The Oval Portrait (1972)

Low budget adaptation of the story of the same name by Edgar Allan Poe. The Poe tale is very short. Guy paints a picture of his wife so lifelike that she dies when it is finished. The film pretty much ignores this. Shortly after the American Civil War, folks gather at the home of a retired Union officer who has just died. Right away we get our spooky stuff, as our heroine gets freaked out by a woman she sees, assuming she's a ghost. Under the titles, we see the portrait in question, which changes from that of a young woman into a corpse; a pretty effective touch. The heroine freaks out in other ways, fainting and such. The vaguely spooky housekeeper gives her (and the viewers) the back story, and we go into a flashback that takes up most of the film. During the war, a wounded Confederate soldier shows up at the officer's home. The housekeeper and the officer's daughter hide him while the officer is away. The daughter and the soldier fall in love, they almost get married but the Yankees catch him and take him away. The officer comes home to find his daughter pregnant. He throws her out of the house, she loses the baby, he goes catatonic, she dies. Her lover comes back after the war to find her dead and goes insane. Back in the present, we spend the last fifteen minutes watching the movie go crazy. Lots of haunted house stuff, the Confederate soldier making out with his lover's desiccated corpse, a sudden revelation of the relationship between two of the characters that comes out of nowhere. It's all very amateurish, and until the berserk climax it moves with all the speed of a glacier. I can't call it good, or even competent, by any means, but it kept me watching. (Weird bits of trivia: This is a Mexican movie filmed in English. The IMDB claims that One Minute Before Death is an alternate title, but a little research reveals that's an entirely different film made by the same folks with the same actors. From the online reviews I found, some folks watching copies of One Minute Before Death got that movie -- something about a woman falling down stairs, seeming to be dead but only paralyzed, and getting buried -- and some got this one.)
 
The Evil 1978 - 70s horror movies are generally better'n new stuff by a mile, and this one is okay. Some nice people get trapped inside a house that decides to lock them in, and there's the spirit of a person who lived there, of course, and a diary, and something, the evil!- in the cellar that gets loose.
People get flung about, and abused by invisible forces, the dog disappears after getting arful mean... and characters are disposed of until no less than the horned guy shows up, looking a bit hillbilly, and the usual couple left alive have to deal with him. It never gets really scary, this one, which is fine, it's good vs. evil with some very stereotypical dialogue and dumb characters who probably deserve what they get.
 
:ROFLMAO: Amusing posts, but none of those films appeal to me. Thanks, guys!

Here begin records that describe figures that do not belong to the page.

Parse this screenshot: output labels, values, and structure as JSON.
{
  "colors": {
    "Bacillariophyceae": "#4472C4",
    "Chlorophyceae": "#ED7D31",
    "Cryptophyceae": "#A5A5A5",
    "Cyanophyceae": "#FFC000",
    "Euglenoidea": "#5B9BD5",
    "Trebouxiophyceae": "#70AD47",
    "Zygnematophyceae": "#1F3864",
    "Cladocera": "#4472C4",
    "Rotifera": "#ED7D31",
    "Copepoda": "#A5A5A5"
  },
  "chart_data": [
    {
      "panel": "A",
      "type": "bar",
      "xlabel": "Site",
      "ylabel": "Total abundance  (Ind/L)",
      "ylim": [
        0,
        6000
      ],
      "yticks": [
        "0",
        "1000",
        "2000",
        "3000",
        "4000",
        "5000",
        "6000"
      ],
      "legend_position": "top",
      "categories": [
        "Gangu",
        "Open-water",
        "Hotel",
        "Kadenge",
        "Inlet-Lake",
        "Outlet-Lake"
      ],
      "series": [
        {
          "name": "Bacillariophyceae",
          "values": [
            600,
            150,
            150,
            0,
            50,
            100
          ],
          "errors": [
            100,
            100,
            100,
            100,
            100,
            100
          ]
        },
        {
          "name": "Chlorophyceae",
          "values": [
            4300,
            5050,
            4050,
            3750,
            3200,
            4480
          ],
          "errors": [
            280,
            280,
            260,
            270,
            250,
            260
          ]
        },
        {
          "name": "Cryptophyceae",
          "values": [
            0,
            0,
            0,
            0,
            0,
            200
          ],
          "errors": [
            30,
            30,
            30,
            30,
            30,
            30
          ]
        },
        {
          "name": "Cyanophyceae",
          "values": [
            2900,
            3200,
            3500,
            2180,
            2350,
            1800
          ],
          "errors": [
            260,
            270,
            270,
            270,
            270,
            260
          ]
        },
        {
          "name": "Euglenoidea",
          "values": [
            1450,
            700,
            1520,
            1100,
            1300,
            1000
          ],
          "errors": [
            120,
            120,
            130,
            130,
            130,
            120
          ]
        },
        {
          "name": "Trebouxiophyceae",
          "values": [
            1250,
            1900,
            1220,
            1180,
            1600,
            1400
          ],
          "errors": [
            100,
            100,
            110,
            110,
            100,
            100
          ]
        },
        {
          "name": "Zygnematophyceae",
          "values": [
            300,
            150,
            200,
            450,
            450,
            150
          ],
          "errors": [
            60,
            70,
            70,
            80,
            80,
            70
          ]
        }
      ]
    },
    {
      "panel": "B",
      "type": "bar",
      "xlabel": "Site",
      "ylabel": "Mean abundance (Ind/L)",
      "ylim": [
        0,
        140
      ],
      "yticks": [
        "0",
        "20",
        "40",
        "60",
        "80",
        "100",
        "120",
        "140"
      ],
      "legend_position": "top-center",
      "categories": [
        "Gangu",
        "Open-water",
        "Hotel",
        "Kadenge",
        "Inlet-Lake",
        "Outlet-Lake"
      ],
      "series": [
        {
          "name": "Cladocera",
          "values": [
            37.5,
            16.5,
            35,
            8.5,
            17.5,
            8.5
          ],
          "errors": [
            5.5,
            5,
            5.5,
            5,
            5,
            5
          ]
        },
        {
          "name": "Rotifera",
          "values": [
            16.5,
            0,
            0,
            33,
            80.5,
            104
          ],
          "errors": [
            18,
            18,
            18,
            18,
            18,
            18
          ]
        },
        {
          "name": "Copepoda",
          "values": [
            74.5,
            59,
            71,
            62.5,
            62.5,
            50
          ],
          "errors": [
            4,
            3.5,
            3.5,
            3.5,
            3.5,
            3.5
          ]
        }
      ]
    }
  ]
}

The Bride Came C.O.D. (1941) James Cagney as a pilot whose hopes of self-employment are about to evaporate because the guy who is to repossess his plane Hinkle (Edward Brophy) is constantly knocking at the door. He learns of an eloping couple who want him to fly them to Reno, and the bride's papa (Eugene Pallette), who agrees to pay him to prevent the elopement & marriage. So, sending the would-be bridegroom on a fake errand, JC takes off with the would-be bride (Bette Davis), telling her he is kidnapping her.

That is when this film earns its screwball comedy label. Who'd a thunk JC would be in one of those? So things happen as BD attempts to escape. William Frowley (better known as Lucy & Ricky's neighbor, Fred Mertz or something like that) is the sheriff of a CA county who tries to arrest JC, who when convenient, says that the ghost town where they ended-up is in Nevada, & when convenient, its in California. :LOL:
Suffice it to say, the line "Top o' the world, ma" is not in this film. Very well done screwball.